What was this cartoon?
The first frame shows a Sarah Palin in a helicopter, shooting at a wolf on the ground. The second frame shows the same scene, but with a reporter in the helicopter with a camera pointed at a Sarah Palin on the ground.
How true this cartoon rings!
Then, I noticed two things about the cartoon that make me realize that Nick Anderson's love for Sarah Palin may not be as it seems.
The cartoon is captioned "Sarah Palin's World". The wolf is drawn to appear as a lovable creature with begging eyes.
Now, why would my immediate reaction to Nick's cartoon be that it was Pro-Palin? And why would Nick put out a cartoon that would have such an unintended effect on people like me?
You see, packs of wolves are not cuddly cartoon creatures with begging eyes. Historians have long attributed the slow advance of the Russian empire to the inability of man to conquer the wolf. Packs of wolves would eat children and families at every opportunity, preventing development of the Russian territories into the economies of Europe and America. It has been a scant one hundred years since wolves enveloped an entire continent in darkness. And, back then, Alaska was a part of Russia. Today's slow emergence from darkness is thanks in large part to man's modern achievements, such as the automobile and the helicopter.
Nick's symbolism could not greater and could not be more on-point.
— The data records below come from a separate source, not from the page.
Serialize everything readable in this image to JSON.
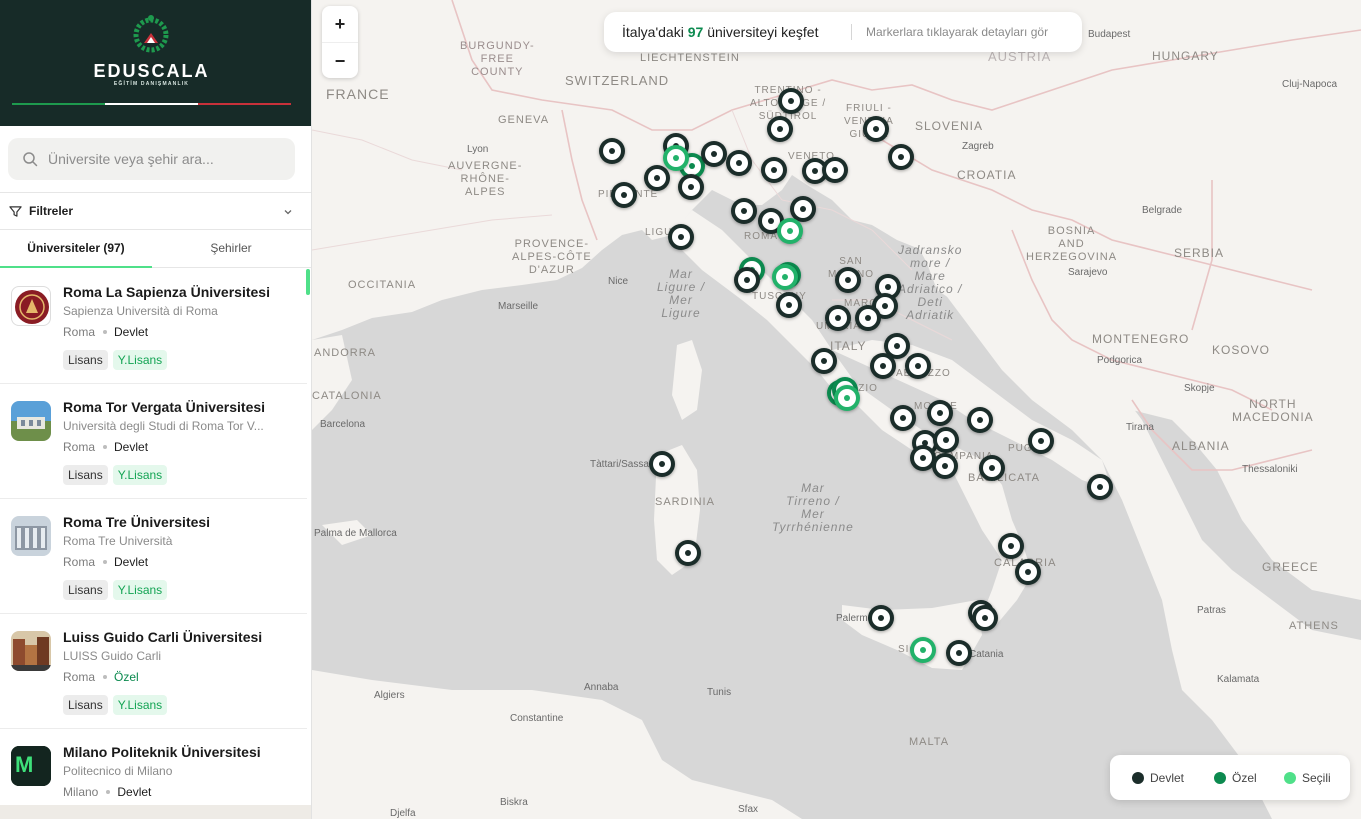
{
  "brand": {
    "name": "EDUSCALA",
    "subtitle": "EĞİTİM DANIŞMANLIK",
    "stripe_colors": [
      "#1e9a4e",
      "#ffffff",
      "#c8313a"
    ]
  },
  "search": {
    "placeholder": "Üniversite veya şehir ara..."
  },
  "filters": {
    "label": "Filtreler"
  },
  "tabs": [
    {
      "label": "Üniversiteler (97)",
      "active": true
    },
    {
      "label": "Şehirler",
      "active": false
    }
  ],
  "universities": [
    {
      "name": "Roma La Sapienza Üniversitesi",
      "subtitle": "Sapienza Università di Roma",
      "city": "Roma",
      "type": "Devlet",
      "badges": [
        "Lisans",
        "Y.Lisans"
      ]
    },
    {
      "name": "Roma Tor Vergata Üniversitesi",
      "subtitle": "Università degli Studi di Roma Tor V...",
      "city": "Roma",
      "type": "Devlet",
      "badges": [
        "Lisans",
        "Y.Lisans"
      ]
    },
    {
      "name": "Roma Tre Üniversitesi",
      "subtitle": "Roma Tre Università",
      "city": "Roma",
      "type": "Devlet",
      "badges": [
        "Lisans",
        "Y.Lisans"
      ]
    },
    {
      "name": "Luiss Guido Carli Üniversitesi",
      "subtitle": "LUISS Guido Carli",
      "city": "Roma",
      "type": "Özel",
      "badges": [
        "Lisans",
        "Y.Lisans"
      ]
    },
    {
      "name": "Milano Politeknik Üniversitesi",
      "subtitle": "Politecnico di Milano",
      "city": "Milano",
      "type": "Devlet",
      "badges": []
    }
  ],
  "map": {
    "zoom_in": "+",
    "zoom_out": "−",
    "info": {
      "prefix": "İtalya'daki",
      "count": "97",
      "suffix": "üniversiteyi keşfet",
      "hint": "Markerlara tıklayarak detayları gör"
    },
    "legend": [
      {
        "label": "Devlet",
        "color": "#1b2d2a"
      },
      {
        "label": "Özel",
        "color": "#0c8a4f"
      },
      {
        "label": "Seçili",
        "color": "#4fe089"
      }
    ],
    "regions": [
      "FRANCE",
      "BURGUNDY-\nFREE\nCOUNTY",
      "SWITZERLAND",
      "LIECHTENSTEIN",
      "AUSTRIA",
      "HUNGARY",
      "SLOVENIA",
      "CROATIA",
      "BOSNIA\nAND\nHERZEGOVINA",
      "SERBIA",
      "MONTENEGRO",
      "KOSOVO",
      "NORTH\nMACEDONIA",
      "ALBANIA",
      "GREECE",
      "ATHENS",
      "PROVENCE-\nALPES-CÔTE\nD'AZUR",
      "OCCITANIA",
      "AUVERGNE-\nRHÔNE-\nALPES",
      "GENEVA",
      "ANDORRA",
      "CATALONIA",
      "SARDINIA",
      "ITALY",
      "MALTA",
      "TRENTINO -\nALTO ADIGE /\nSÜDTIROL",
      "FRIULI -\nVENEZIA\nGIULIA",
      "VENETO",
      "SAN\nMARINO",
      "TUSCANY",
      "PIEMONTE",
      "LIGURIA",
      "ROMAGNA",
      "UMBRIA",
      "MARCHE",
      "LAZIO",
      "ABRUZZO",
      "MOLISE",
      "CAMPANIA",
      "PUGLIA",
      "BASILICATA",
      "CALABRIA",
      "SICILY"
    ],
    "seas": [
      "Mar\nLigure /\nMer\nLigure",
      "Jadransko\nmore /\nMare\nAdriatico /\nDeti\nAdriatik",
      "Mar\nTirreno /\nMer\nTyrrhénienne"
    ],
    "cities": [
      "Budapest",
      "Cluj-Napoca",
      "Zagreb",
      "Belgrade",
      "Sarajevo",
      "Podgorica",
      "Skopje",
      "Tirana",
      "Thessaloniki",
      "Patras",
      "Kalamata",
      "Lyon",
      "Nice",
      "Marseille",
      "Barcelona",
      "Palma de Mallorca",
      "Algiers",
      "Annaba",
      "Tunis",
      "Constantine",
      "Biskra",
      "Sfax",
      "Djelfa",
      "Tàttari/Sassari",
      "Palermo",
      "Catania"
    ]
  }
}
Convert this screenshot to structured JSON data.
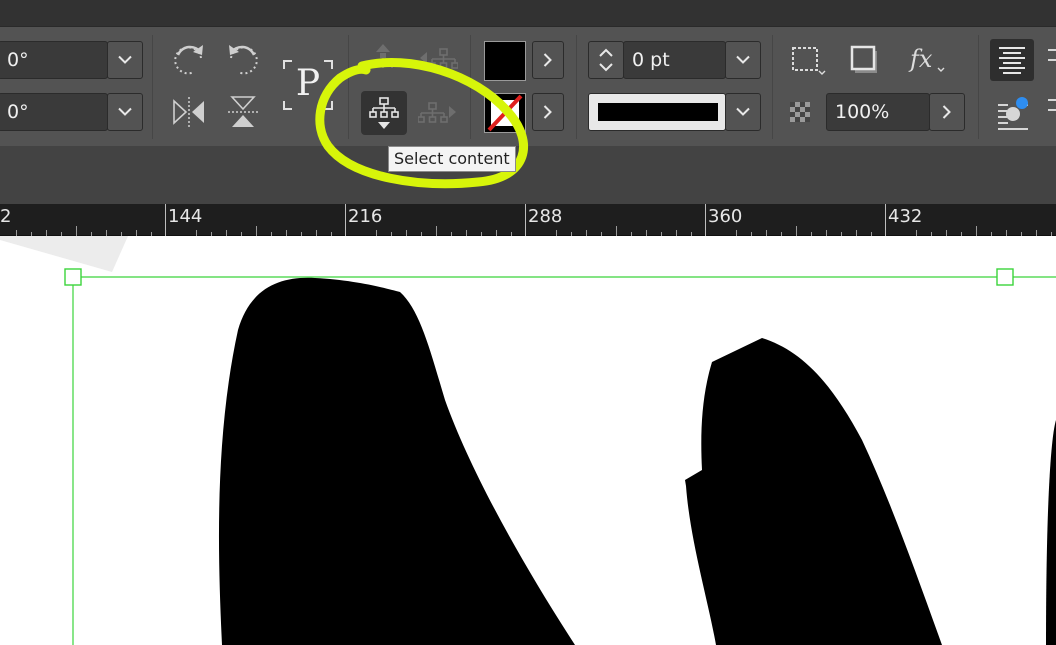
{
  "control_panel": {
    "rotation_angle": "0°",
    "shear_angle": "0°",
    "stroke_weight": "0 pt",
    "opacity": "100%",
    "selected_tool_tooltip": "Select content",
    "placeholder_glyph": "P",
    "fx_label": "fx"
  },
  "colors": {
    "panel_bg": "#535353",
    "fill_swatch": "#000000",
    "highlight_annotation": "#d7f50a",
    "frame_selection": "#3bd43b"
  },
  "ruler": {
    "labels": [
      "2",
      "144",
      "216",
      "288",
      "360",
      "432"
    ]
  },
  "icons": [
    "rotate-clockwise-icon",
    "rotate-counterclockwise-icon",
    "flip-horizontal-icon",
    "flip-vertical-icon",
    "text-frame-placeholder-icon",
    "select-container-icon",
    "select-content-icon",
    "select-previous-object-icon",
    "select-next-object-icon",
    "fill-swatch-icon",
    "stroke-swatch-icon",
    "stroke-type-icon",
    "frame-fitting-icon",
    "drop-shadow-icon",
    "effects-icon",
    "opacity-icon",
    "align-icon",
    "wrap-icon"
  ]
}
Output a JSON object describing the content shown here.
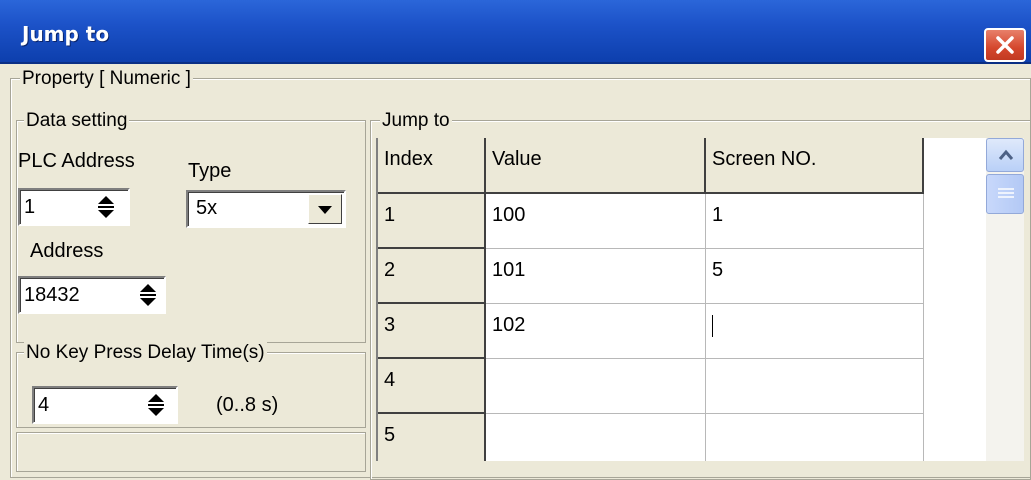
{
  "window": {
    "title": "Jump to",
    "close_icon": "close-icon",
    "accent": "#1c52c8",
    "close_color": "#d5472d"
  },
  "property": {
    "legend": "Property [ Numeric ]"
  },
  "data_setting": {
    "legend": "Data setting",
    "plc_address_label": "PLC Address",
    "type_label": "Type",
    "plc_address_value": "1",
    "type_value": "5x",
    "address_label": "Address",
    "address_value": "18432"
  },
  "delay": {
    "legend": "No Key Press Delay Time(s)",
    "value": "4",
    "range": "(0..8 s)"
  },
  "jump_table": {
    "legend": "Jump to",
    "headers": [
      "Index",
      "Value",
      "Screen NO."
    ],
    "rows": [
      {
        "index": "1",
        "value": "100",
        "screen": "1"
      },
      {
        "index": "2",
        "value": "101",
        "screen": "5"
      },
      {
        "index": "3",
        "value": "102",
        "screen": ""
      },
      {
        "index": "4",
        "value": "",
        "screen": ""
      },
      {
        "index": "5",
        "value": "",
        "screen": ""
      }
    ]
  }
}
Palin in that helicopter is a cartoon symbol of America's and Russia's emergence -- of man's emergence -- from a hostile, primitive, inhospitable and animal-infested environment -- to the world of thriving factories, cities and transportation infrastructure that we have today. Without the Palins of yesterday and today, Nick and I would be fending off wolves and bears and rattlesnakes to find food for our families.
You see, to get Nick's cartoon, you must also immediately see shooting a wild wolf as something more sinful than destroying a person. His first frame is taking aim at a wolf, his second frame is taking aim at a person. Again, Nick's inadvertent symbolism is right on point. The cameraman is one wolf of a nation-wide pack of wolves, each one aiming a camera and biting off a piece of Palin's character and reputation.
The point that astonishes me is that I don't believe Nick would have put out such a cartoon if he recognized how Pro-Palin it was, or if he realized how much it reflected reality and historical truth in a message opposite of what he intended. It astonishes me that we have drifted so far as to venerate a wild wolf above a human. Likewise, to not see the media-pack with their cameras as so many times more deadly to our society and our way of life.
Has our love-affair with socialism created such an engrained fantasy-view of the world --- to have taken us so far from reality --- that our journalists can no longer see the world around them? They say it is "Sarah Palin's World". But, it has nothing to do with Sarah Palin -- the attacks are made in our world.
Perhaps it is Nick who is holding the bigger gun. Perhaps it is Nick and his pack who are hunting down the Palins of the world. But, actually, is us with the begging eyes. Yesterday, that wolf ate some of our ancestors, today our journalists are eating us.